Die Moerser und - mehr noch - ihre Gäste freuen sich seit dieser Woche über neue dezente Hinweisschilder, die es Besuchern einfacher machen sollen, den Weg zu den großen und kleinen Sehenswürdigkeiten zu finden. Eigentlich keine große Sache. Man wundert sich nur, dass noch niemand vorher auf diese so naheliegende Idee gekommen ist. Die Kosten von 1800 Euro sind, für sich gesehen, schon niedrig. Zudem verteilt sich die Summe auf mehreren Schultern: Die eine Hälfte zahlen Land und Stadt, die andere Immobilienbesitzer und Händler.

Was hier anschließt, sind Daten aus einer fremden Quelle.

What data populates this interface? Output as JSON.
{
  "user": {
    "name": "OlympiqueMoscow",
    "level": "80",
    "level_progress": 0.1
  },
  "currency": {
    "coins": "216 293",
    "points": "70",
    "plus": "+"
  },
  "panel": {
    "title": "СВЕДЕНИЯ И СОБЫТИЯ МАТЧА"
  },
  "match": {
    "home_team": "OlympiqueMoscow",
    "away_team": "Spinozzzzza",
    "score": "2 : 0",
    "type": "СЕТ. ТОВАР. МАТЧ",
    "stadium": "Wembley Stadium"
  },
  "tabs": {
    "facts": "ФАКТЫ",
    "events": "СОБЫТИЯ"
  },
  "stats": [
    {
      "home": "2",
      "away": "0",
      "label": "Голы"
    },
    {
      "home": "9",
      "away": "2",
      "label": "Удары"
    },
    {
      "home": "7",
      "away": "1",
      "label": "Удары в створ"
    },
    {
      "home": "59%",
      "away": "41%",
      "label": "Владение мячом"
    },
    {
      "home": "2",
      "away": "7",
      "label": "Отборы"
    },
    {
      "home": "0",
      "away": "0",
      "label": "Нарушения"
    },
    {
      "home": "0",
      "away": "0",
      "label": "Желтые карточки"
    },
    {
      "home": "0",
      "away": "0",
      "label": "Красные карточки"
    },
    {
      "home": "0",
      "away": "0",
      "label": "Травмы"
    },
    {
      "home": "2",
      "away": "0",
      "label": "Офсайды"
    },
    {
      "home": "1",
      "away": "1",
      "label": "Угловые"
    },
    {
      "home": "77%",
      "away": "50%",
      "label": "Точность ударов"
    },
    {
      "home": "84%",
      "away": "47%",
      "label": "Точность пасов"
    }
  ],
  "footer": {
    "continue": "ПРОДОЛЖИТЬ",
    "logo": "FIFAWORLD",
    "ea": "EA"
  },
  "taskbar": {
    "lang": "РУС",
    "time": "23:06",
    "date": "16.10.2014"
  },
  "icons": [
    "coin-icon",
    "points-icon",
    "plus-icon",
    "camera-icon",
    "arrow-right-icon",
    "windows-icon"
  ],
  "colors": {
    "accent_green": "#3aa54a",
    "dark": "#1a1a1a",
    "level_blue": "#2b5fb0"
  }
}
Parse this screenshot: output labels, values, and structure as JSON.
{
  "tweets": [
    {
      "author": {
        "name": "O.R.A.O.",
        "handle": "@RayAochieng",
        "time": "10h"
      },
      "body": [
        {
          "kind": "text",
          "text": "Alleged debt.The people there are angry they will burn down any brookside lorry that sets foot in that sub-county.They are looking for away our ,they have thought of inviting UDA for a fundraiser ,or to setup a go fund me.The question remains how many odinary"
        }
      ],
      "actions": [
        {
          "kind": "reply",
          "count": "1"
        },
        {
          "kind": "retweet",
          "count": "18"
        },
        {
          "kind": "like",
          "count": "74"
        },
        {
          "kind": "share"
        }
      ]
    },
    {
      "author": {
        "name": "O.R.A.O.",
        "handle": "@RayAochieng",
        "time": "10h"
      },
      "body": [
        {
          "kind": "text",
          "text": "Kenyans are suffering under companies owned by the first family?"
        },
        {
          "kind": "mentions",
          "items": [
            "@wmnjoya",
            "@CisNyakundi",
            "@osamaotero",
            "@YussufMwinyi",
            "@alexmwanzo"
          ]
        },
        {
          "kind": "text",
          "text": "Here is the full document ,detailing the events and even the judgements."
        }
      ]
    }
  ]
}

Genau diese Teilung von Verantwortung und Kosten zwischen Öffentlichen und Privaten ist ja das Prinzip der Immobilien-Standortgemeinschaft (ISG), die in Moers das Ausschilderungsprojekt auf die Beine gestellt hat. Damit hat die ISG nach ihrer Gründung vor einem Jahr einen überzeugenden Start hingelegt. Dank der Initiative der Vereinigung aus Immobilienbesitzern und Händlern hat Moers endlich eine durchgehende Weihnachtsbeleuchtung. Zudem sind die hässlichen Waschbeton-Blumenkästen durch hübsche Blumen-Sitzbänke ersetzt worden. All das sind keine Quantensprünge. Aber es sind Kleinigkeiten, die die Stadt für Bürger und Besucher liebenswerter macht. Das Verdienst dafür kommt vor allem dem Engagement der Immobilien-Managerin Andrea Käfer und dem "Villa Wölkchen"-Inhaber Andreas Reps zu. Ohne solche Einzelkämpfer, die es auf sich nehmen, aus ihren vielen Kontakten ein Netzwerk zu knüpfen sind Erfolge wie die der ISG nicht machbar. Man muss sich daran erinnern, wie schwer es in der Vergangenheit etwa für die Werbegemeinschaft war, alleine die Händlerschaft unter einen Hut zu bekommen. Da sind die immer weniger werdenden alteingesessenen Inhaberbetriebe auf der einen und die immer größer werdende Zahl der Filialisten auf der anderen Seite. Ähnlich heterogen ist das Bild bei den Immobilienbesitzern. Da sind Privatleute wie die Familie Käfer, die auch privat ihren Lebensmittelpunkt in Moers haben. Da sind aber auch Kapitalgesellschaften oder ausländische Besitzer, die keine Lust haben, sich in Moers zu engagieren. Deshalb sind neue LED-Lämpchen, Blumenbänke und Schilder schon eine ganze Menge.

Die Bewährungsprobe steht der ISG aber noch bevor: Mit der anstehenden Kanalsanierung durch die Enni, werden Stadt und Privatleute sich gemeinsam überlegen müssen, wie die Pflasterung der Innenstadt künftig aussehen soll. Dabei kann man Andrea Käfer nur jede Menge engagierter Mitstreiter wünschen.